Kitabımız başlarken bir gemiden bahsediyor. Onca insanın insanlık dışı yolcuğu. Yine kaç göç yine savaş ve acı…Yüzyıllar geçse de geçmeyen bir keşmekeş… 1889’da yirmi dört bin Çerkez Ruslar tarafından Osmanlı’ya göç ettiriliyor. Büyük bir gemide göçenlerden biri de küçük Feride. Gemiden inene kadar yanında aileden bir annesi bir de teyzesi kalıyor. Çok kısa zaman sonra annesi de göçüp gidiyor.

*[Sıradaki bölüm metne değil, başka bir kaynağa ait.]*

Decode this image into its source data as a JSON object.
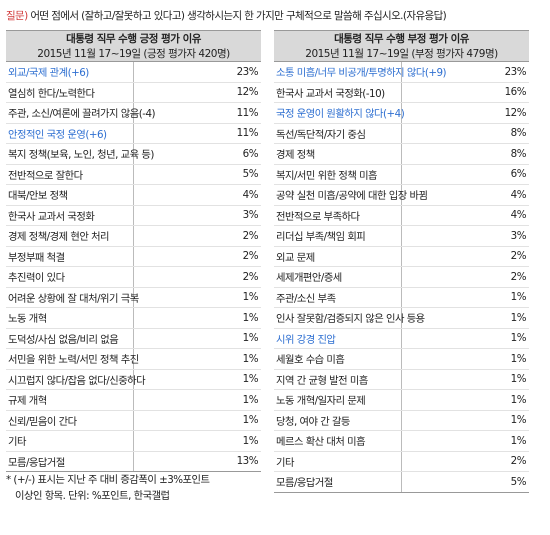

Feride’nin acılarla dolu yaşamı, ayrılık, vatan hasreti, sır dolu bir geçmişle ilerlerken masum bir aşkta kapısını çalıyor...
Kitaptaki ana karakterler Feride ve Eşref olsa da Şeyh Efendi, Leman, Mürşid-i Kamil, Zişan, Mazhar Usta gibi ustalıkla anlatılmış her karakterin öyküsü ayrı bir dünyaya götürüyor bizi. Beni en çok etkileyen Zişan’ın hikayesi oldu…
Bir Çerkez sürgünü hikayesiyle başlayıp cumhuriyete giden sürprizlerle dolu kitabımızda Mustafa Kemal Atatürk’ü de karakter olarak görmek, okumak beni çok mutlu etti.
Her yönüyle dolu dolu bir roman ama bir o kadar da sürükleyici. Dünyevi işlerden soyutlanarak tasavvuf dünyasına da bir kapı aralıyoruz kitapta. Gerçek aşkın kimyasını Allah aşkıyla yoğuranlar Sırbende’de buluşabiliriz…
Hiç bitmesin dediğim romanlardan. İkinci kitabı hemen ara vermeden okumaya başladım bile
Gönülden tavsiye ediyorum.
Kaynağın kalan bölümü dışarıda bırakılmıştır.